Gattuso stipendio rinnovo
Gennaro Gattuso (Photo by ALBERTO PIZZOLI/AFP via Getty Images)

Gattuso stipendio rinnovo – Gattuso e il Napoli avanti insieme. Il rinnovo fino al 2023 è ormai a un passo. L’intesa tra il presidente De Laurentiis e il tecnico degli azzurri è stata trovata alla viglia del derby di campionato con il Benevento, nel quale i partenopei hanno prevalso per 2 a 1 grazie alle reti di Petagna e di Lorenzo Insigne che hanno ribaltato il risultato dopo il vantaggio iniziale degli uomini di Inzaghi, realizzato da Roberto Insigne.

Gattuso stipendio rinnovo: l’ostacolo della clausola 

“Sono contento di lavorare a Napoli e di avere a che fare con la società e di allenare i giocatori. Ho un problema, non credo tanto ai contratti, un giorno mi si chiude la vena, prendo e me ne vado a casa. Sapete il presidente come è fatto, ama tutelarsi con le clausole, io faccio fatica.
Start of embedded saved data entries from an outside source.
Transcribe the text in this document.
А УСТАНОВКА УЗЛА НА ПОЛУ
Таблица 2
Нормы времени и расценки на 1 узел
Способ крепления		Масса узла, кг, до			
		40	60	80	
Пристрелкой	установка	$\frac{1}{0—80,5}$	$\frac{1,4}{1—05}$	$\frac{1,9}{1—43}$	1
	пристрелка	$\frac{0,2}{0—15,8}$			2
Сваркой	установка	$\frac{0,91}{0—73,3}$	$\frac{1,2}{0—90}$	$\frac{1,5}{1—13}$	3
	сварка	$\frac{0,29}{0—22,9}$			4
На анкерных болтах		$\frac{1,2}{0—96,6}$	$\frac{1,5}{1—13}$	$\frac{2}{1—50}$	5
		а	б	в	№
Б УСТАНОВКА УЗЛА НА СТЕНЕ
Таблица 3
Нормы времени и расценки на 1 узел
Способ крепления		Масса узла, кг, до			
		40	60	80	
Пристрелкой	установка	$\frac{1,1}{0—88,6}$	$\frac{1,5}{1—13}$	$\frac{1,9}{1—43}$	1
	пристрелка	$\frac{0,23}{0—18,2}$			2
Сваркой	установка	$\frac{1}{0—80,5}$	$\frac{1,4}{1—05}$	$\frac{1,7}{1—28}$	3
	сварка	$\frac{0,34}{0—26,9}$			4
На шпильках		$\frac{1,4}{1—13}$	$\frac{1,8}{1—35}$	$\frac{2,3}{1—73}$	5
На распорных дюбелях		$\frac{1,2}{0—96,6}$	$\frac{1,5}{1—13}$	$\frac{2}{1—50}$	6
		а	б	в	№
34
La clausola non la devo togliere io. Amo questa squadra, ci sto benissimo, lavoro con persone eccezionali, con il presidente vado molto d’accordo, anche con Giuntoli, con giocatori. La voglia è quella di rimanere, ma sono uno fatto all’antica, voglio essere libero, lavorare con tranquillità. Se bisogna firmare un contratto di sei mesi lo firmo subito, ma mi devo sentire libero” ha detto Gattuso in un’intervista a Il Mattino.

Il problema clausola sembra però ormai alle spalle. Decisiva l’intermediazione del ds Giuntoli e dell’ad Chiavelli che hanno convinto il presidente De Laurentiis, il quale ad agosto sul punto pareva irremovibile. Così come per il rinnovo di Sarri era stata inserita una clausola di 8 milioni di euro in caso di rescissione da parte del tecnico.

Gattuso stipendio rinnovo: l’ingaggio del tecnico 

L’intesa è di un prolungamento sino al 2023 a 1,9 milioni di euro a stagione più bonus senza penali o altri vincoli, secondo quanto riporta la Gazzetta dello Sport. Gattuso diverrebbe così il settimo allenatore più pagato della serie A vicinissimo all’ingaggio da 2 milioni a stagione di Pioli, Simone Inzaghi e Mihajlovic. Ben lontano invece dai 12 milioni annui di Conte ma a ridosso anche di Fonseca (2.5) e Gasperini (2.2), che Gattuso potrebbe raggiungere con i bonus.

Stipendi allenatori Serie A: Conte il più pagato

Nella sua intervista a Il Mattino, Gennaro Gattuso è tornato a parlare di Juventus-Napoli e del verdetto del Giudice sportivo che ha inflitto la sconfitta per 3-0 a tavolino agli azzurri.

“Non siamo stati noi a decidere – spiega il tecnico -. Qualcuno, dico anche il nome Mughini, ha detto che faccio lo sborone. Io non faccio lo sborone, ho detto solo che è un dato di fatto che la Juventus è in costruzione per provare a fare qualcosa di nuovo e noi volevamo andare a giocarla. Ho solo detto questo. Noi fino alle 19 eravamo sul pullman, spero di giocare e vedere la classifica reale per quello che abbiamo sudato. Se arrivano altre decisioni pazienza, prenderemo la batosta. In questo momento il Napoli non ha 11 punti, ne ha 12 in 4 partite”.